Ding Jingyi menatap wanita itu dengan suara rendah.
Wanita bernama Zhou Rushi perlahan mengangkat kepalanya.
Ekspresinya tampak sangat tenang, tidak menunjukkan kesedihan maupun kegembiraan.
Hanya di mata itulah secercah simpati untuk Ding Jingyi terlihat, dan bahkan sedikit kesedihan yang hampir tak terlihat.
“Apa lagi yang bisa kukatakan? Aku hanya merasa kecewa bahwa dunia ini melahirkan orang-orang sepertimu.”

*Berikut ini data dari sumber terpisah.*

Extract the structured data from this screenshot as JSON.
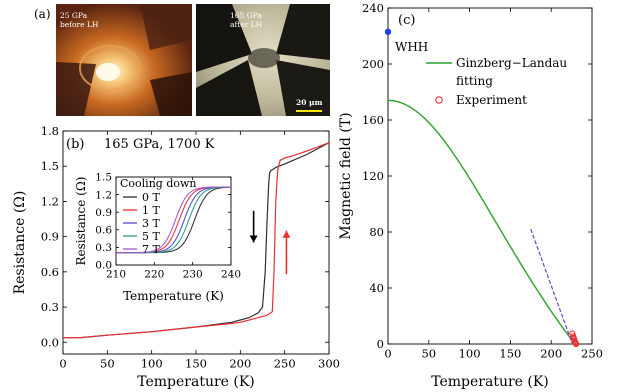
{
  "panel_a": {
    "label": "(a)",
    "photo_left": {
      "line1": "25 GPa",
      "line2": "before LH"
    },
    "photo_right": {
      "line1": "165 GPa",
      "line2": "after LH",
      "scalebar": "20 μm"
    }
  },
  "panel_b": {
    "label": "(b)",
    "annotation": "165 GPa, 1700 K",
    "inset_title": "Cooling down"
  },
  "panel_c": {
    "label": "(c)",
    "legend": {
      "fit": "Ginzberg−Landau",
      "fit2": "fitting",
      "exp": "Experiment",
      "whh": "WHH"
    }
  },
  "chart_data": [
    {
      "id": "b-main",
      "type": "line",
      "xlabel": "Temperature (K)",
      "ylabel": "Resistance (Ω)",
      "xlim": [
        0,
        300
      ],
      "ylim": [
        -0.1,
        1.8
      ],
      "xticks": [
        0,
        50,
        100,
        150,
        200,
        250,
        300
      ],
      "yticks": [
        0.0,
        0.3,
        0.6,
        0.9,
        1.2,
        1.5,
        1.8
      ],
      "series": [
        {
          "color": "#303030",
          "x": [
            0,
            20,
            50,
            100,
            150,
            190,
            200,
            210,
            220,
            225,
            228,
            230,
            232,
            233,
            234,
            236,
            240,
            250,
            275,
            300
          ],
          "y": [
            0.04,
            0.04,
            0.06,
            0.09,
            0.13,
            0.17,
            0.19,
            0.21,
            0.25,
            0.3,
            0.6,
            1.0,
            1.35,
            1.44,
            1.46,
            1.47,
            1.49,
            1.52,
            1.6,
            1.7
          ]
        },
        {
          "color": "#e8312f",
          "x": [
            0,
            20,
            50,
            100,
            150,
            190,
            200,
            210,
            220,
            230,
            236,
            238,
            240,
            242,
            243,
            245,
            250,
            260,
            275,
            300
          ],
          "y": [
            0.04,
            0.04,
            0.06,
            0.09,
            0.13,
            0.16,
            0.17,
            0.19,
            0.21,
            0.23,
            0.26,
            0.6,
            1.2,
            1.45,
            1.5,
            1.55,
            1.57,
            1.59,
            1.63,
            1.7
          ]
        }
      ],
      "arrows": [
        {
          "direction": "down",
          "x": 215,
          "y_from": 1.12,
          "y_to": 0.85,
          "color": "#000000"
        },
        {
          "direction": "up",
          "x": 252,
          "y_from": 0.58,
          "y_to": 0.95,
          "color": "#e8312f"
        }
      ]
    },
    {
      "id": "b-inset",
      "type": "line",
      "xlabel": "Temperature (K)",
      "ylabel": "Resistance (Ω)",
      "xlim": [
        210,
        240
      ],
      "ylim": [
        0,
        1.5
      ],
      "xticks": [
        210,
        220,
        230,
        240
      ],
      "yticks": [
        0.0,
        0.3,
        0.6,
        0.9,
        1.2,
        1.5
      ],
      "series": [
        {
          "name": "0 T",
          "color": "#303030",
          "tc": 230.5
        },
        {
          "name": "1 T",
          "color": "#e8312f",
          "tc": 226.5
        },
        {
          "name": "3 T",
          "color": "#4a4fd4",
          "tc": 227.8
        },
        {
          "name": "5 T",
          "color": "#2b9b8a",
          "tc": 229.0
        },
        {
          "name": "7 T",
          "color": "#a855c8",
          "tc": 225.5
        }
      ],
      "r_low": 0.21,
      "r_high": 1.33,
      "width_k": 1.6
    },
    {
      "id": "c",
      "type": "line",
      "xlabel": "Temperature (K)",
      "ylabel": "Magnetic field (T)",
      "xlim": [
        0,
        250
      ],
      "ylim": [
        0,
        240
      ],
      "xticks": [
        0,
        50,
        100,
        150,
        200,
        250
      ],
      "yticks": [
        0,
        40,
        80,
        120,
        160,
        200,
        240
      ],
      "gl_fit": {
        "name": "Ginzberg−Landau fitting",
        "color": "#2ca02c",
        "hc2_0": 174,
        "tc": 229
      },
      "whh_point": {
        "name": "WHH",
        "x": 0,
        "y": 223,
        "color": "#1e3ff0"
      },
      "experiment": {
        "name": "Experiment",
        "color": "#e8312f",
        "x": [
          226,
          227,
          227.5,
          228,
          228.5,
          229,
          229.5,
          230,
          230.5
        ],
        "y": [
          7.5,
          5.5,
          4.5,
          3.5,
          2.5,
          1.5,
          1.0,
          0.5,
          0.0
        ]
      },
      "dashed_line": {
        "color": "#7a3fc8",
        "x": [
          175,
          226
        ],
        "y": [
          82,
          0
        ]
      }
    }
  ]
}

Meskipun suaranya lembut, setiap kata terdengar jelas, “Di masa lalu, betapa banyak kesulitan yang dialami leluhur ras manusia dan iblis, betapa banyak pengorbanan yang mereka lakukan, untuk mencapai zaman kemakmuran seperti sekarang ini? Dan kau ingin menghancurkannya dengan tanganmu sendiri!”
“Tidak, kau salah. Kami tidak menghancurkan apa pun.” Ding Jingyi perlahan menggelengkan kepalanya, tatapannya semakin tajam, “Aku hanya mengejar esensi sejati dari Dao yang agung, menempuh jalan yang belum pernah ditempuh orang lain!”
Dia tiba-tiba berbalik, menatap ke arah bagian terdalam gua, nada suaranya perlahan-lahan menunjukkan kegilaan yang tak terkendali, “Dahulu, kita semua mengira alam Kenaikan adalah titik akhir kultivasi. Kita mengira bahwa sejak akhir zaman kuno, tidak ada seorang pun yang bisa melangkah ke jalan sejati Dao Agung… tetapi surga tidak pernah menutup semua jalan keluar!”
Suaranya semakin bersemangat.
“Aku melihatnya dengan mata kepala sendiri, pancaran cahaya dari para dewa memenuhi langit, kekuatan tertinggi yang memegang hukum Dao yang agung! Itulah kesetaraan sejati dengan surga, itulah keabadian sejati dan kehidupan abadi!”
“Dan aku, Ding Jingyi!”
Dia merentangkan tangannya lebar-lebar seolah ingin merangkul suatu keberadaan yang tak terlihat.
“Akan menjadi sosok seperti dewa satu tahun dari sekarang! Seluruh dunia akan bersujud di kakiku! Aku benar-benar akan memasuki kehidupan abadi!”
Begitu kata-katanya selesai diucapkan, Ding Jingyi tiba-tiba mengaktifkan formasi yang memenjarakan kesepuluh kultivator tersebut.
Rasa sakit yang menusuk tulang dan jantung seketika menyelimuti semua orang, seolah-olah pisau-pisau kecil yang tak terhitung jumlahnya mengiris daging mereka sepotong demi sepotong.
Inti sari kehidupan dan kekuatan spiritual mereka ditarik keluar, berubah menjadi aliran cahaya berkilauan yang pada akhirnya menyatu menjadi sebuah patung di tengah gua.
Patung itu menggambarkan seorang wanita mengenakan gaun panjang. Gaun panjangnya menyapu tanah, rambutnya terurai, dia memegang tombak panjang di tangannya, pandangannya tertuju ke depan.
Entah itu ilusi atau bukan, saat Zhou Rushi menatap patung itu, sudut-sudut mulutnya benar-benar memperlihatkan senyum yang sangat samar dan tipis.
Senyum itu tampak hadir namun sekaligus absen, seolah diam-diam mengejek dunia manusia yang menggelikan ini.